Qu’en sera-t-il des répercussions de la Covid-19 et du confinement qui ont boosté les tendances à consommer local, la préférence pour les produits locaux, le fait maison ? Les prix des produits issus de l’agriculture biologique ne la rendent pas accessible à tous. Les surfaces consacrées à ce type d’agriculture ne concernent, à ce jour, en France, que 9,5 % de la surface agricole utile.
L’agriculture raisonnée... pas tout à fait l’agriculture biologique
L’agriculture raisonnée est tout d’abord l’attitude de l’agriculteur qui prend en compte dans ses choix techniques, les règles de la nature. Cette agriculture cherche à trouver un équilibre entre les objectifs de productivité de l’agriculture moderne conventionnelle et les contraintes d’une agriculture respectueuse de l’environnement. Elle tend à se rapprocher de l’agriculture biologique sans toutefois en adopter toutes les contraintes et donc sans pouvoir en revendiquer le sigle ou le nom.
Un agriculteur raisonné utilisera, par exemple, un peu d’engrais chimique à certaines périodes de l’année alors que l’agriculteur biologique, lui, se l’interdit complètement. Autre exemple, l’agriculture raisonnée n’exclut pas complètement les Organismes génétiquement modifiés (OGM). D’une manière générale, les pratiques de l’agriculture raisonnée sont définies dans un cadre élaboré en concertation entre spécialistes de l’agriculture, de l’agro-alimentaire, de l’environnement, de la distribution, et représentants des consommateurs. Certains distributeurs ont développé des gammes agriculture raisonnée, la "Filière Qualité", "Terre et Saveurs", ou encore "Filière agriculture raisonnée".

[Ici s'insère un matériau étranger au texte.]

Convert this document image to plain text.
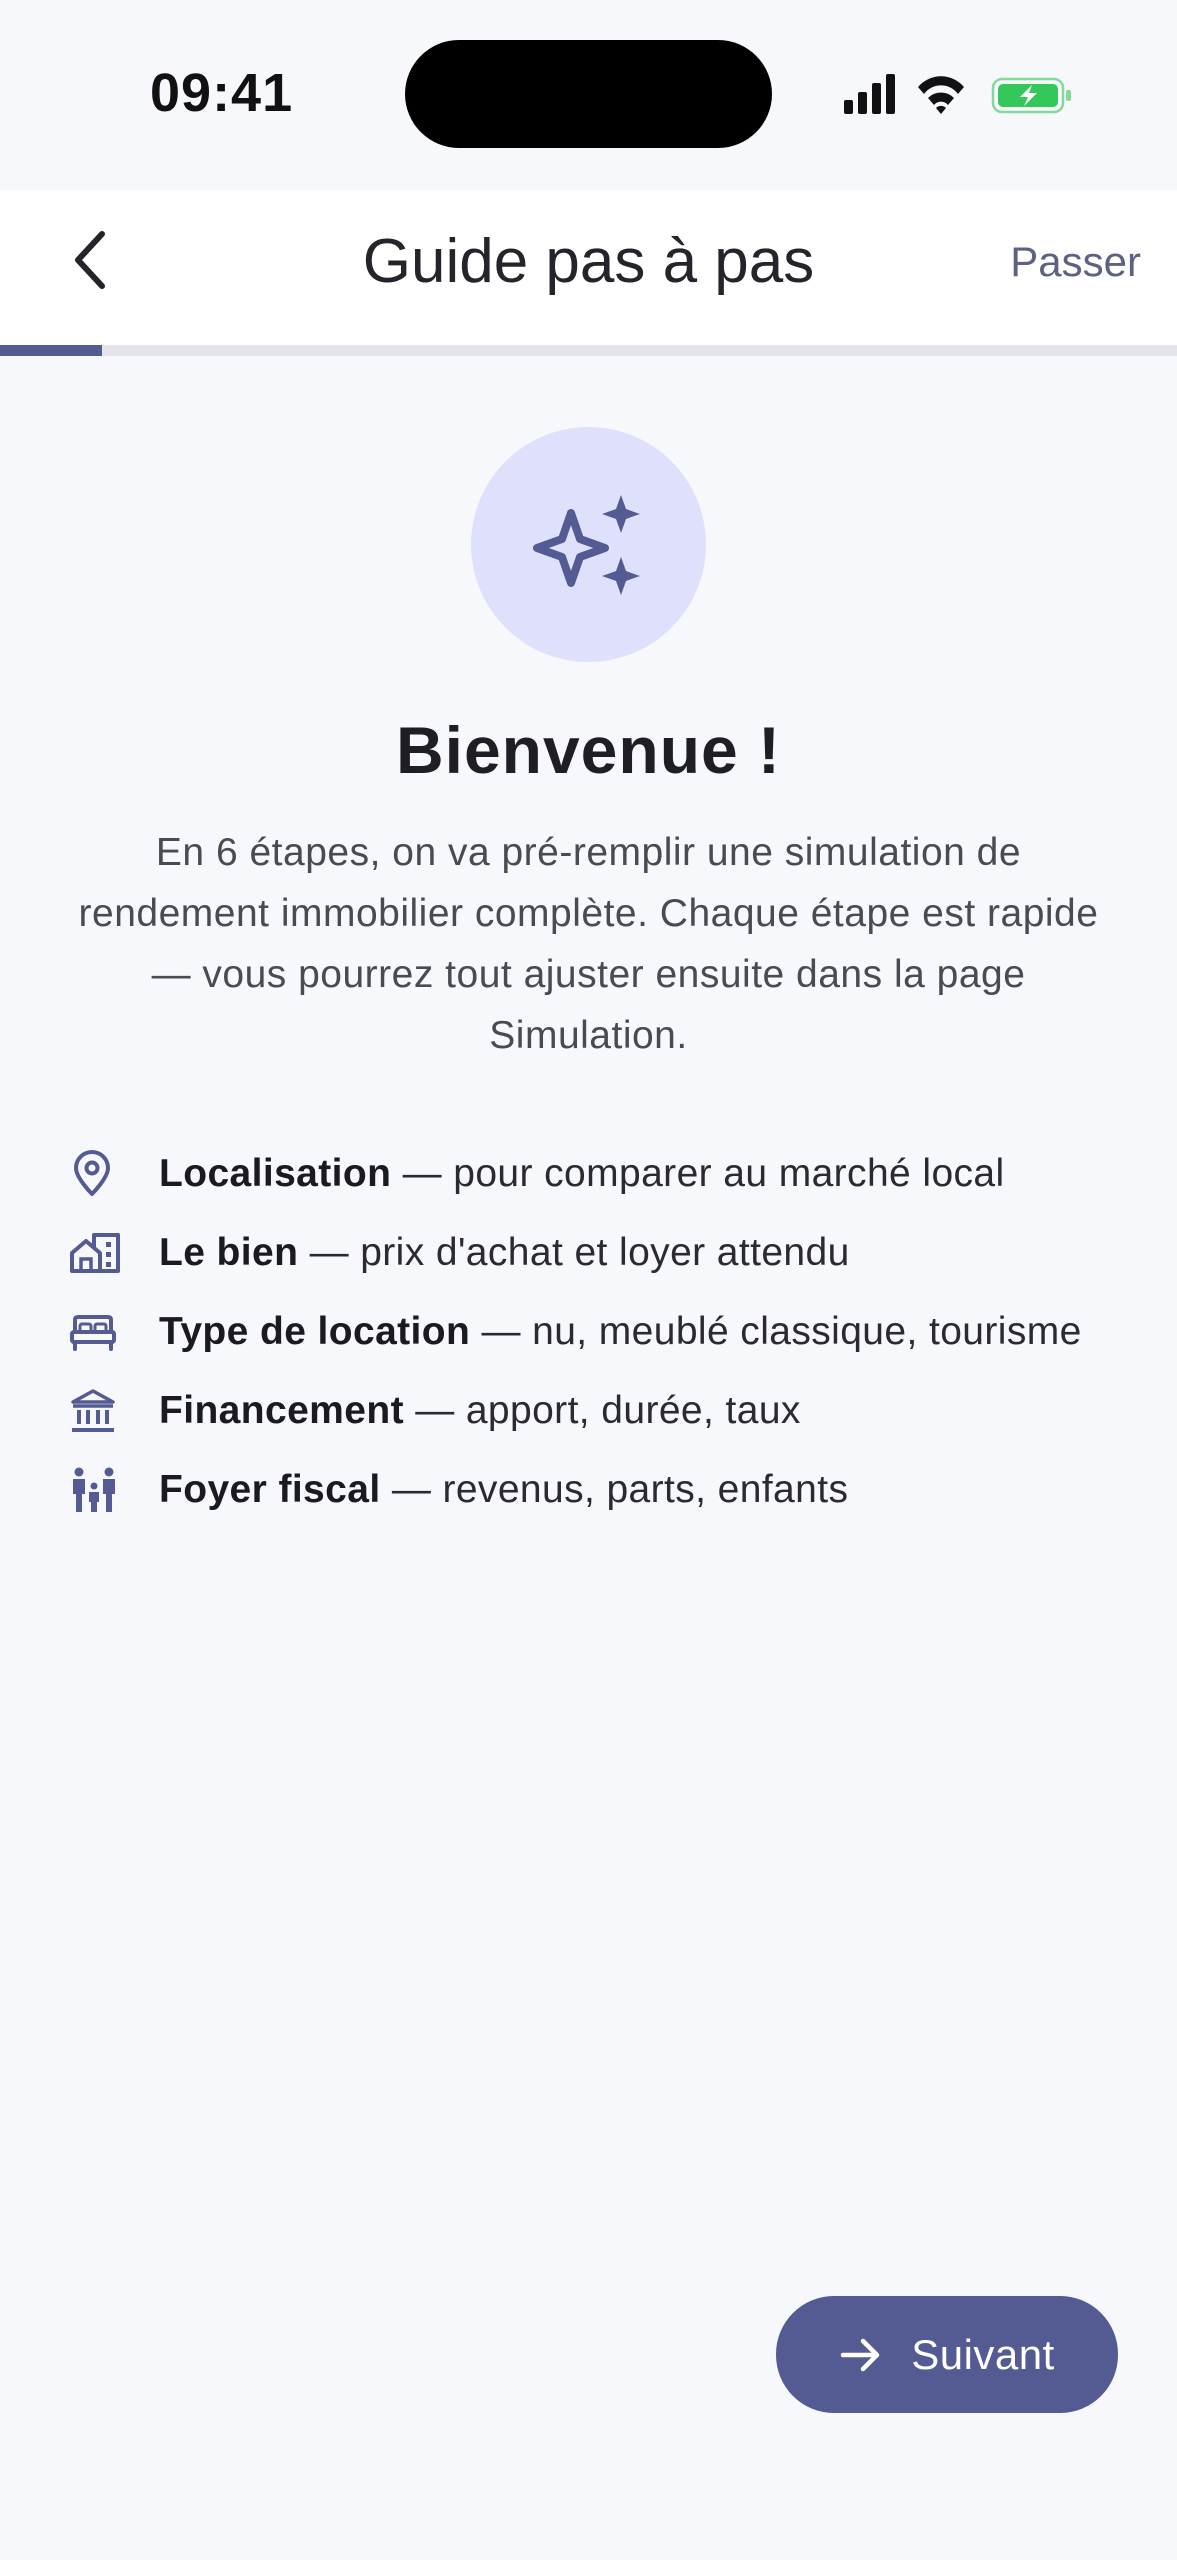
09:41
Guide pas à pas	Passer
Bienvenue !
En 6 étapes, on va pré-remplir une simulation de rendement immobilier complète. Chaque étape est rapide — vous pourrez tout ajuster ensuite dans la page Simulation.
Localisation — pour comparer au marché local
Le bien — prix d'achat et loyer attendu
Type de location — nu, meublé classique, tourisme
Financement — apport, durée, taux
Foyer fiscal — revenus, parts, enfants
Suivant
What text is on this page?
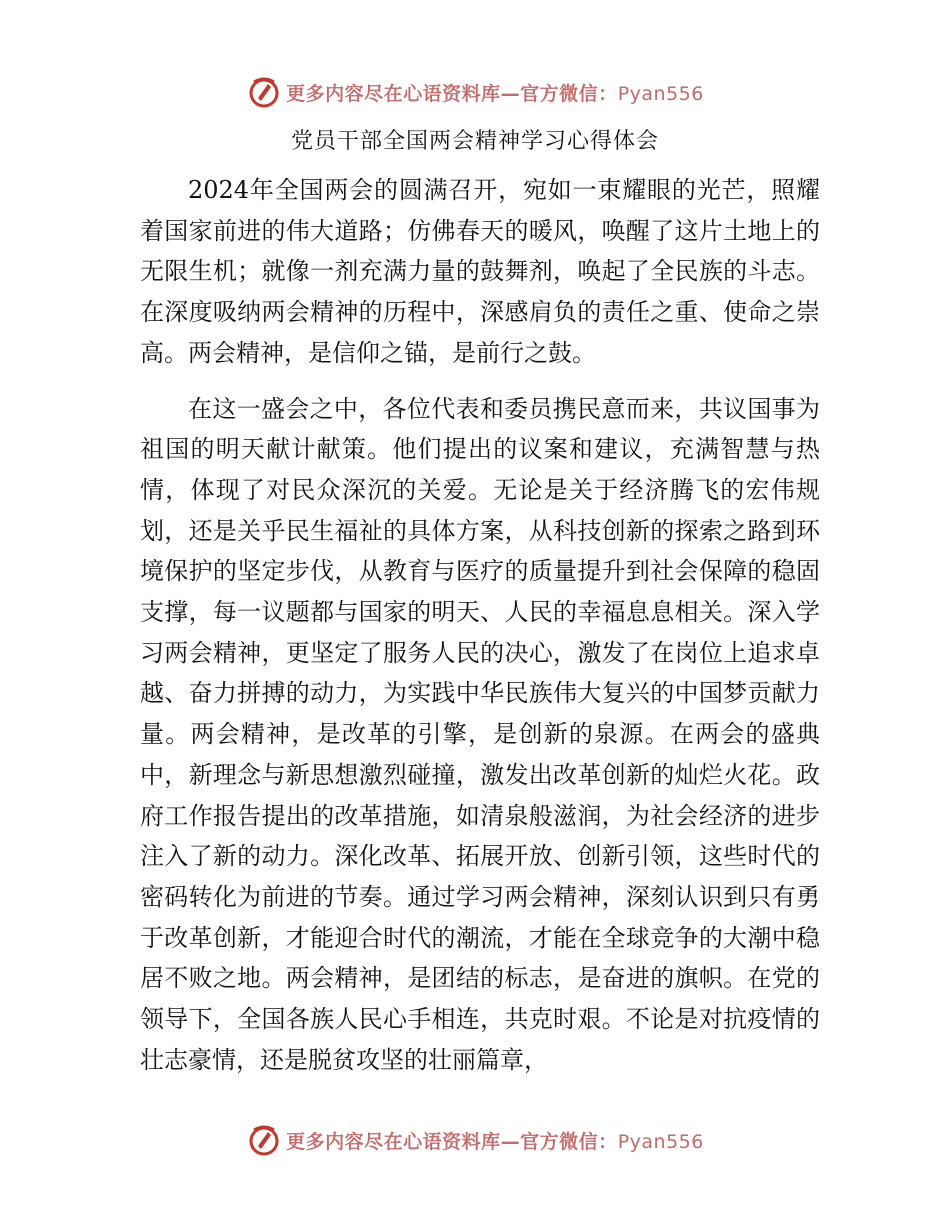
更多内容尽在心语资料库—官方微信：Pyan556
党员干部全国两会精神学习心得体会

2024年全国两会的圆满召开，宛如一束耀眼的光芒，照耀着国家前进的伟大道路；仿佛春天的暖风，唤醒了这片土地上的无限生机；就像一剂充满力量的鼓舞剂，唤起了全民族的斗志。在深度吸纳两会精神的历程中，深感肩负的责任之重、使命之崇高。两会精神，是信仰之锚，是前行之鼓。

在这一盛会之中，各位代表和委员携民意而来，共议国事为祖国的明天献计献策。他们提出的议案和建议，充满智慧与热情，体现了对民众深沉的关爱。无论是关于经济腾飞的宏伟规划，还是关乎民生福祉的具体方案，从科技创新的探索之路到环境保护的坚定步伐，从教育与医疗的质量提升到社会保障的稳固支撑，每一议题都与国家的明天、人民的幸福息息相关。深入学习两会精神，更坚定了服务人民的决心，激发了在岗位上追求卓越、奋力拼搏的动力，为实践中华民族伟大复兴的中国梦贡献力量。两会精神，是改革的引擎，是创新的泉源。在两会的盛典中，新理念与新思想激烈碰撞，激发出改革创新的灿烂火花。政府工作报告提出的改革措施，如清泉般滋润，为社会经济的进步注入了新的动力。深化改革、拓展开放、创新引领，这些时代的密码转化为前进的节奏。通过学习两会精神，深刻认识到只有勇于改革创新，才能迎合时代的潮流，才能在全球竞争的大潮中稳居不败之地。两会精神，是团结的标志，是奋进的旗帜。在党的领导下，全国各族人民心手相连，共克时艰。不论是对抗疫情的壮志豪情，还是脱贫攻坚的壮丽篇章，

更多内容尽在心语资料库—官方微信：Pyan556
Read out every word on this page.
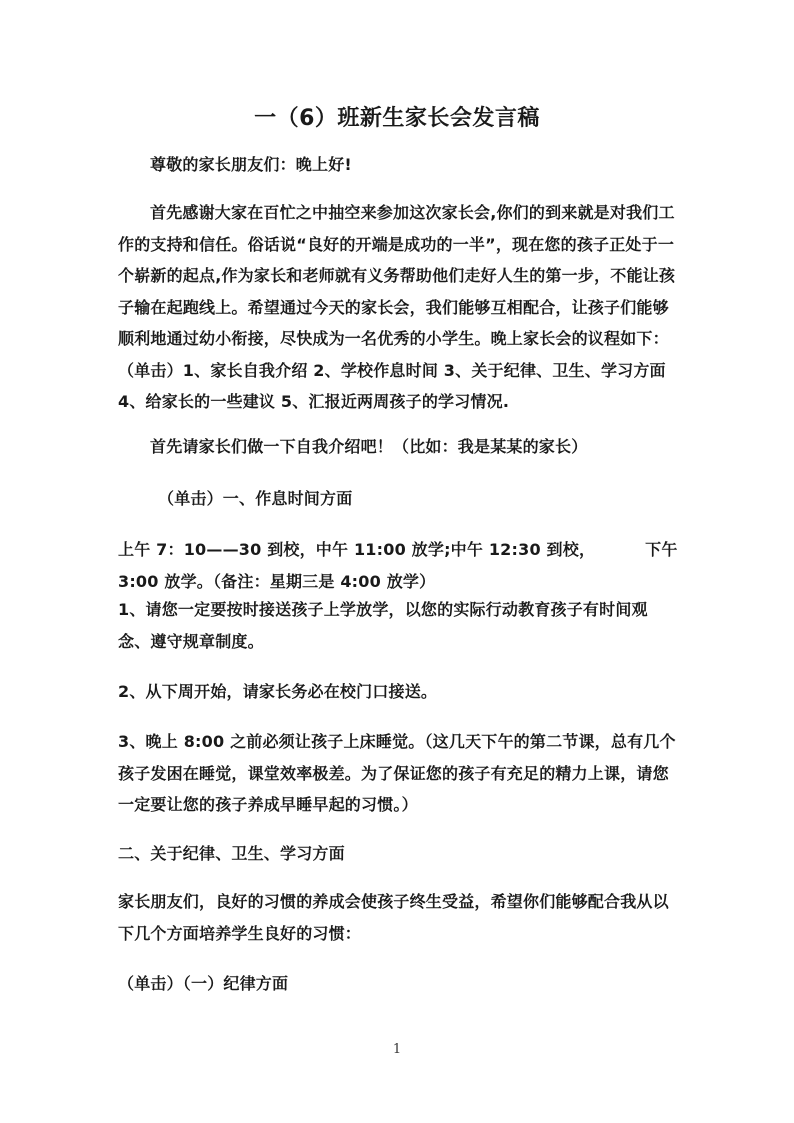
一（6）班新生家长会发言稿

尊敬的家长朋友们：晚上好!

首先感谢大家在百忙之中抽空来参加这次家长会,你们的到来就是对我们工作的支持和信任。俗话说“良好的开端是成功的一半”，现在您的孩子正处于一个崭新的起点,作为家长和老师就有义务帮助他们走好人生的第一步，不能让孩子输在起跑线上。希望通过今天的家长会，我们能够互相配合，让孩子们能够顺利地通过幼小衔接，尽快成为一名优秀的小学生。晚上家长会的议程如下：（单击）1、家长自我介绍 2、学校作息时间 3、关于纪律、卫生、学习方面 4、给家长的一些建议 5、汇报近两周孩子的学习情况.

首先请家长们做一下自我介绍吧！（比如：我是某某的家长）

（单击）一、作息时间方面

上午 7：10——30 到校，中午 11:00 放学;中午 12:30 到校，	下午 3:00 放学。（备注：星期三是 4:00 放学）

1、请您一定要按时接送孩子上学放学，以您的实际行动教育孩子有时间观念、遵守规章制度。

2、从下周开始，请家长务必在校门口接送。

3、晚上 8:00 之前必须让孩子上床睡觉。（这几天下午的第二节课，总有几个孩子发困在睡觉，课堂效率极差。为了保证您的孩子有充足的精力上课，请您一定要让您的孩子养成早睡早起的习惯。）

二、关于纪律、卫生、学习方面

家长朋友们，良好的习惯的养成会使孩子终生受益，希望你们能够配合我从以下几个方面培养学生良好的习惯：

（单击）（一）纪律方面

1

Le réseau Farre (Forum de l’agriculture raisonnée respectueuse de l’environnement) fait la promotion de l’agriculture raisonnée en France avec environ 1 000 membres et 400 fermes de démonstration. (www.farre.org)
La persistance des risques sanitaires pour les agriculteurs
Si l’agriculture raisonnée constitue un pas vers une moindre utilisation des pesticides, elle ne saurait résoudre un problème dont le règlement est sans cesse reporté. En 2007, lors du Grenelle de l’environnement, un large débat a été ouvert. Parmi les actions annoncées, la baisse de 50 % de l’usage de produits phytosanitaires, si possible d’ici 2018. La réalité en 2021 est bien différente. L’usage de produits phytosanitaires n’a pas baissé, voire il augmente certaines années.
Différentes pathologies touchent les agriculteurs. L’Institut national de la santé et de la recherche médicale (Inserm) a évoqué, en 2013, l’implication des pesticides dans plusieurs pathologies chez des personnes exposées professionnellement à ces substances, des cancers, des maladies neurologiques et des troubles de la reproduction. Ces pathologies apparaissent le plus souvent avec une certaine latence par rapport au moment de l’exposition. Les agriculteurs utilisant des pesticides, comme les arboriculteurs, sont les plus touchés.
Règlement (CE) no 834/2007 du Conseil de l’Union européenne « La production biologique est un système global de gestion agricole et de production alimentaire qui allie les meilleures pratiques environnementales, un haut degré de biodiversité, la préservation des ressources naturelles, l’application de normes élevées en matière de bien-être animal et une méthode de production respectant la préférence de certains consommateurs à l’égard des produits obtenus grâce à des substances et des procédés naturels. »
Décret n° 2004-293 du 26 mars 2004 relatif au qualificatif « agriculture raisonnée »L’agriculteur doit adopter les principes de l’agriculture raisonnée sur l’ensemble de son exploitation en respectant un référentiel. Ce document porte sur le respect de l’environnement, la maîtrise des risques sanitaires, la santé et la sécurité au travail et le bien-être des animaux.